Un père absent auquel il a peu pensé pendant ce séjour, sauf pour essayer de ne pas oublier de lui envoyer une carte postale, à Lens.
On saura à peine que la famille chez qui il a été invité à passer l'été le connait depuis l'enfance, quand les garçons des deux foyers s'entraînaient ensemble, mais que l'année précédente Marius n'était pas venu... que son père a quitté son travail pour un poste moins exigeant physiquement, sans précision. Rien sur sa mère.
C'est tout.
Son copain Cédric est plus âgé, hâbleur et casse-cou, mais il a une sœur en première année de fac qui ne laisse pas Marius insensible. Quant aux parents-hôtes, ils sont d'un grand laxisme sur les horaires et d'une discrétion tout à fait enviable !
Tout à coup j’ai l’air d’en savoir long sur Marius, contrairement à ce que je disais au début, mais je me vante.
L’auteur n’est vraiment pas prodigue en indices sur l’histoire de son personnage principal avant cet été-là.
C’est ce qui fait le charme étrange de L'Avantage, ce qui fait naître et excite la curiosité, l'envie de deviner, jusqu'à la dernière balle jouée.

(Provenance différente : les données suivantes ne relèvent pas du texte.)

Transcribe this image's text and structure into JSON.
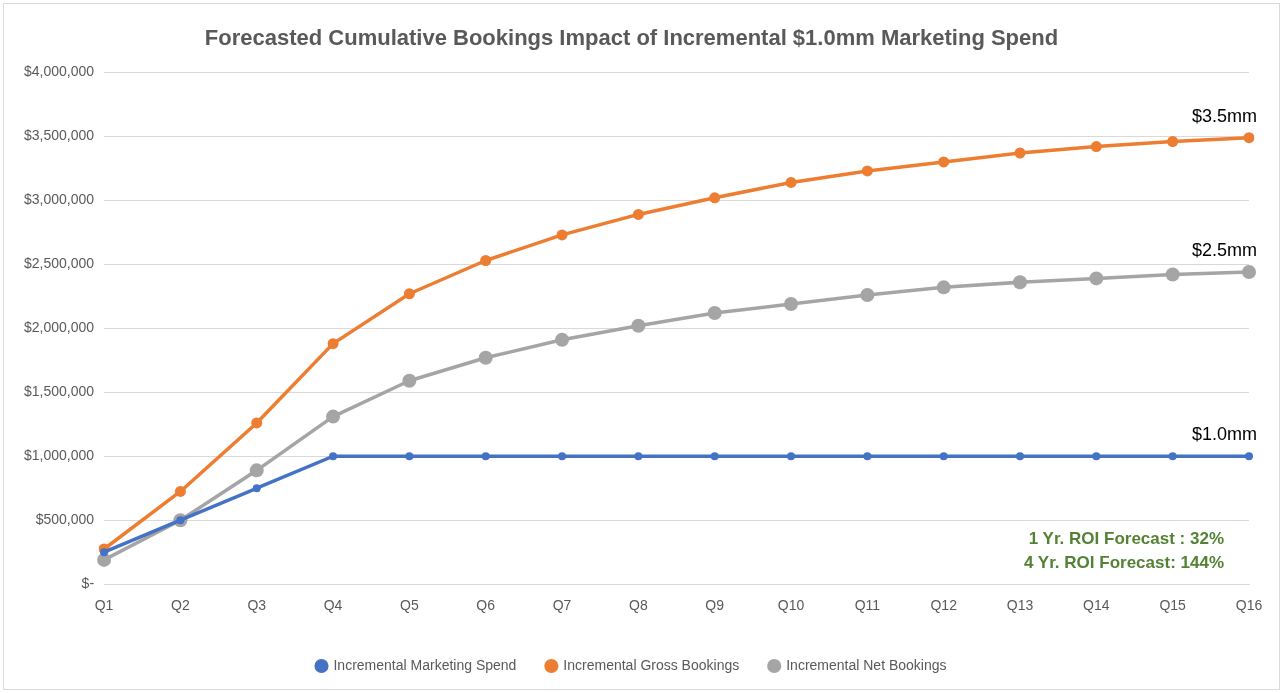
{
  "chart_data": {
    "type": "line",
    "title": "Forecasted Cumulative Bookings Impact of Incremental $1.0mm Marketing Spend",
    "categories": [
      "Q1",
      "Q2",
      "Q3",
      "Q4",
      "Q5",
      "Q6",
      "Q7",
      "Q8",
      "Q9",
      "Q10",
      "Q11",
      "Q12",
      "Q13",
      "Q14",
      "Q15",
      "Q16"
    ],
    "series": [
      {
        "name": "Incremental Marketing Spend",
        "color": "#4472c4",
        "values": [
          250000,
          500000,
          750000,
          1000000,
          1000000,
          1000000,
          1000000,
          1000000,
          1000000,
          1000000,
          1000000,
          1000000,
          1000000,
          1000000,
          1000000,
          1000000
        ]
      },
      {
        "name": "Incremental Gross Bookings",
        "color": "#ed7d31",
        "values": [
          275000,
          725000,
          1260000,
          1880000,
          2270000,
          2530000,
          2730000,
          2890000,
          3020000,
          3140000,
          3230000,
          3300000,
          3370000,
          3420000,
          3460000,
          3490000
        ]
      },
      {
        "name": "Incremental Net Bookings",
        "color": "#a5a5a5",
        "values": [
          190000,
          500000,
          890000,
          1310000,
          1590000,
          1770000,
          1910000,
          2020000,
          2120000,
          2190000,
          2260000,
          2320000,
          2360000,
          2390000,
          2420000,
          2440000
        ]
      }
    ],
    "ylim": [
      0,
      4000000
    ],
    "yticks": [
      {
        "value": 0,
        "label": "$-"
      },
      {
        "value": 500000,
        "label": "$500,000"
      },
      {
        "value": 1000000,
        "label": "$1,000,000"
      },
      {
        "value": 1500000,
        "label": "$1,500,000"
      },
      {
        "value": 2000000,
        "label": "$2,000,000"
      },
      {
        "value": 2500000,
        "label": "$2,500,000"
      },
      {
        "value": 3000000,
        "label": "$3,000,000"
      },
      {
        "value": 3500000,
        "label": "$3,500,000"
      },
      {
        "value": 4000000,
        "label": "$4,000,000"
      }
    ],
    "grid": "y",
    "legend": "bottom",
    "marker": "circle",
    "line_style": "solid",
    "annotations": [
      {
        "text": "$3.5mm",
        "x": "Q16",
        "y": 3490000
      },
      {
        "text": "$2.5mm",
        "x": "Q16",
        "y": 2440000
      },
      {
        "text": "$1.0mm",
        "x": "Q16",
        "y": 1000000
      },
      "1 Yr. ROI Forecast : 32%",
      "4 Yr. ROI Forecast: 144%"
    ]
  }
}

Je sais aussi que si Marius n’a pas trop le sens de l’orientation, il a celui, très développé de l’observation : l’insecte qui se pose sur son banc au changement de côté, les fourmis sur la margelle de la piscine, la lente réapparition de la saucisse de hot-dog dans l'eau bouillante !
Il possède également un sens aigu de l'interprétation des comportements de ses adversaires sur le terrain, un peu moins de ceux des filles, mais il apprend.

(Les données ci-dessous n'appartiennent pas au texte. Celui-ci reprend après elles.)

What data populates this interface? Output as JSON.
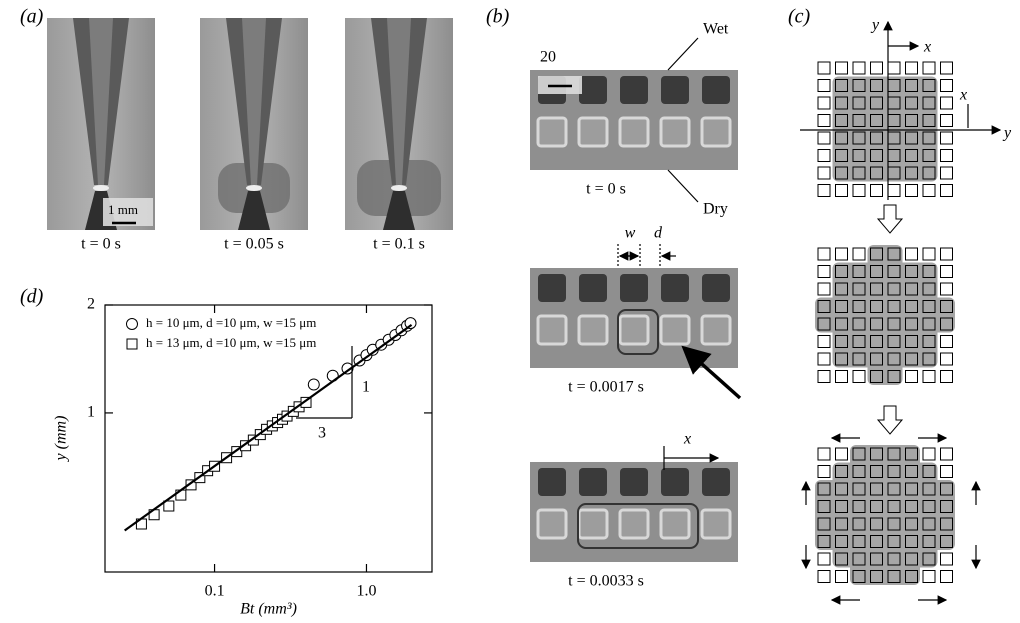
{
  "panel_a": {
    "label": "(a)",
    "scale_bar": "1 mm",
    "captions": [
      "t = 0 s",
      "t = 0.05 s",
      "t = 0.1 s"
    ]
  },
  "panel_b": {
    "label": "(b)",
    "scale_bar": "20",
    "wet": "Wet",
    "dry": "Dry",
    "w": "w",
    "d": "d",
    "x": "x",
    "captions": [
      "t = 0 s",
      "t = 0.0017 s",
      "t = 0.0033 s"
    ]
  },
  "panel_c": {
    "label": "(c)",
    "axes": [
      "y",
      "x",
      "x",
      "y"
    ]
  },
  "chart_data": {
    "type": "scatter",
    "label": "(d)",
    "xlabel": "Bt (mm³)",
    "ylabel": "y (mm)",
    "log_x": true,
    "log_y": true,
    "color": "#000000",
    "xlim": [
      0.019,
      2.7
    ],
    "ylim": [
      0.36,
      2
    ],
    "xticks": [
      0.1,
      {
        "value": 1,
        "label": "1.0"
      }
    ],
    "yticks": [
      1,
      2
    ],
    "series": [
      {
        "name": "h = 10 μm, d =10 μm, w =15 μm",
        "marker": "circle",
        "x": [
          0.45,
          0.6,
          0.75,
          0.9,
          1.0,
          1.1,
          1.25,
          1.4,
          1.55,
          1.7,
          1.85,
          1.95
        ],
        "values": [
          1.2,
          1.27,
          1.33,
          1.4,
          1.45,
          1.5,
          1.55,
          1.6,
          1.65,
          1.7,
          1.75,
          1.78
        ]
      },
      {
        "name": "h = 13 μm, d =10 μm, w =15 μm",
        "marker": "square",
        "x": [
          0.033,
          0.04,
          0.05,
          0.06,
          0.07,
          0.08,
          0.09,
          0.1,
          0.12,
          0.14,
          0.16,
          0.18,
          0.2,
          0.22,
          0.24,
          0.26,
          0.28,
          0.3,
          0.33,
          0.36,
          0.4
        ],
        "values": [
          0.49,
          0.52,
          0.55,
          0.59,
          0.63,
          0.66,
          0.69,
          0.71,
          0.75,
          0.78,
          0.81,
          0.84,
          0.87,
          0.9,
          0.92,
          0.94,
          0.96,
          0.98,
          1.01,
          1.04,
          1.07
        ]
      }
    ],
    "fit": {
      "x": [
        0.0256,
        1.98
      ],
      "values": [
        0.47,
        1.76
      ]
    },
    "slope_labels": [
      "1",
      "3"
    ]
  }
}
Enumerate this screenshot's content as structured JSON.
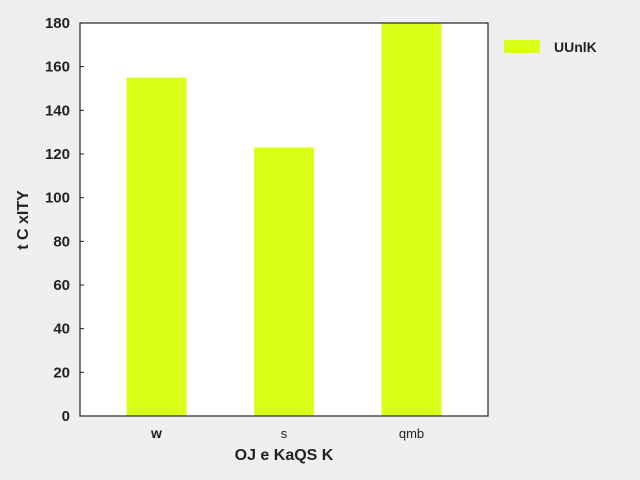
{
  "chart_data": {
    "type": "bar",
    "categories": [
      "w",
      "s",
      "qmb"
    ],
    "series": [
      {
        "name": "UUnlK",
        "values": [
          155,
          123,
          180
        ]
      }
    ],
    "xlabel": "OJ e KaQS K",
    "ylabel": "t C xITY",
    "ylim": [
      0,
      180
    ],
    "yticks": [
      0,
      20,
      40,
      60,
      80,
      100,
      120,
      140,
      160,
      180
    ],
    "grid": false,
    "legend_position": "outside-top-right",
    "colors": {
      "bar": "#dcff1a",
      "plot_background": "#ffffff",
      "page_background": "#efefef"
    }
  }
}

Marius est touchant dans sa solitude et sa recherche de lui-même (il n'y a encore que sur le court qu'il se connaisse un peu), ne faisant confiance à personne, se méfiant de ceux qui, même avec tact, cherchent à l'aider : une juge-arbitre bourrue mais maternelle, un spectateur fidèle et discret qui suit tous ses matchs.
Comme son héros, Thomas André n’en fait jamais trop. Juste ce qu'il faut, mais à fond.

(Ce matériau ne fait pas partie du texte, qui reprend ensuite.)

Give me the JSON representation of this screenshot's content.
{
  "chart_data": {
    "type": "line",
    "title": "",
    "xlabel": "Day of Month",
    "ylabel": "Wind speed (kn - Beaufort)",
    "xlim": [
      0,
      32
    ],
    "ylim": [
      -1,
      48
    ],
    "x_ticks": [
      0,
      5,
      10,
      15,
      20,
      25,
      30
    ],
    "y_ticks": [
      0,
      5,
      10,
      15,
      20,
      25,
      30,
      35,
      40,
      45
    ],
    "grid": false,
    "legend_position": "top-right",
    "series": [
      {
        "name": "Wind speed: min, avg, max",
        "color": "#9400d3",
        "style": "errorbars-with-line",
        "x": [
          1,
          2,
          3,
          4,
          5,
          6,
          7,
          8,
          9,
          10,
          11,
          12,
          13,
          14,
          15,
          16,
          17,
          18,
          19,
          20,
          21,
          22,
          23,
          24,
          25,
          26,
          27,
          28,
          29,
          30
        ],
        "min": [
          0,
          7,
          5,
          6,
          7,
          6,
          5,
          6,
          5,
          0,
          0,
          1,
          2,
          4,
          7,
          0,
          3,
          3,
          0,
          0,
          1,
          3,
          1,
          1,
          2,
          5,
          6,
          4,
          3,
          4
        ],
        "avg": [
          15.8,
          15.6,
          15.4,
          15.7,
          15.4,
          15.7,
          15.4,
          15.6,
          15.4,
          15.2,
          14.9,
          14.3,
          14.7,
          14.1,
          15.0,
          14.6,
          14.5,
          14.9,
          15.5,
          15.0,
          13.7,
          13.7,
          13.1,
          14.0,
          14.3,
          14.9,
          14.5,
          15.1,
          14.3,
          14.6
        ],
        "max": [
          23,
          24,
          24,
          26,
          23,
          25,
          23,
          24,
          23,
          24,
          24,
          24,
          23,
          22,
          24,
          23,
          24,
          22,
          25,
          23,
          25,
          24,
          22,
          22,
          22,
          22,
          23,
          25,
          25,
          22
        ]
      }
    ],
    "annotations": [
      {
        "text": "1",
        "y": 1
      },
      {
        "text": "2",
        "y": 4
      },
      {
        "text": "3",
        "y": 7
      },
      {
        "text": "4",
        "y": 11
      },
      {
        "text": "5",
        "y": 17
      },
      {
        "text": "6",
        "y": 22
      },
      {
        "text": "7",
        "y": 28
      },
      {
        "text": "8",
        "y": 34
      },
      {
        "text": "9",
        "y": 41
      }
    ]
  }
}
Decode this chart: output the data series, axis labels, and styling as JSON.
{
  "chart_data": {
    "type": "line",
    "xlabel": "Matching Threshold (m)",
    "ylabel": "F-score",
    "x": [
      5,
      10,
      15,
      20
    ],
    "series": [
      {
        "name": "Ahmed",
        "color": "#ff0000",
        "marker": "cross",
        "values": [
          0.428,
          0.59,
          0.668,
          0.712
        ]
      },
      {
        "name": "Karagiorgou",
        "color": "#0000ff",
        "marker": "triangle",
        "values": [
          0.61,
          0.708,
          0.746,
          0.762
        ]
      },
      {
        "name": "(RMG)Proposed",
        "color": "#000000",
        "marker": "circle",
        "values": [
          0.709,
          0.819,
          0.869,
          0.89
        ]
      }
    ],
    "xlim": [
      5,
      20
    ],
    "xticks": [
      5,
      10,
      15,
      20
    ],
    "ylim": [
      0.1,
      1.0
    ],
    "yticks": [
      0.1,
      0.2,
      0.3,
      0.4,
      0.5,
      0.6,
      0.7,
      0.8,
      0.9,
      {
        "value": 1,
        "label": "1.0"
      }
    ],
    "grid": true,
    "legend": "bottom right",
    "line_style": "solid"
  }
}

Cette apparente retenue dans la construction comme dans l’écriture crée une atmosphère singulière très excitante qu'on a envie de retrouver au plus vite dans un second roman.
>> extrait
L'Avantage Thomas André tous les livres sur Babelio.com“ Sandra est venue à ma rencontre. Bah alors, qu'est-ce que tu fous ? elle a dit. Derrière elle il y avait un grand type tout maigre et c'était mon adversaire. Sur le terrain, il balançait des coups droits dans tous les sens et moi, pris au dépourvu, je jouais beaucoup trop court pour l'inquiéter. J'étais encore tout gluant de sommeil et il fallait courir partout sur le terrain. Ça faisait déjà 2-0 pour lui. Il jouait bien, cette fois j'allais enfin me faire battre. Je me suis quand même concentré pour mettre quelques jeux. Je suis revenu à 2-1. Il faisait les points gagnants et les fautes, et moi, de la figuration. Bizarrement, ma gueule de bois n'était pas si terrible. C'était presque agréable. Quand j'étais sur la balle, je tentais un passing, sinon tant pis. Mais il n'est pas parvenu à se détacher et même à 4-4, j'ai pris l'avantage. Je suis monté à contre-temps, j'ai serré le jeu en coup droit, et j'ai mis mon service blanc. À 5-4, 30/A, il a fait une double faute et je n'ai pas réalisé tout de suite que j'avais balle de set. J'ai retourné dans le court, et il a fait une nouvelle faute.
J'étais un peu gêné en me rasseyant sur mon banc. J'avais gagné le premier set sans le faire exprès. ”
Merci Babelio, merci Tristram, et merci Thomas André qui a eu la gentillesse de parapher de son T (celui des carrés de service ? ou de Tristram ?) le communiqué qui accompagnait ce livre que j'aurai un immense plaisir à garder et à prêter à mes ami.e.s, joueurs de tennis ou non.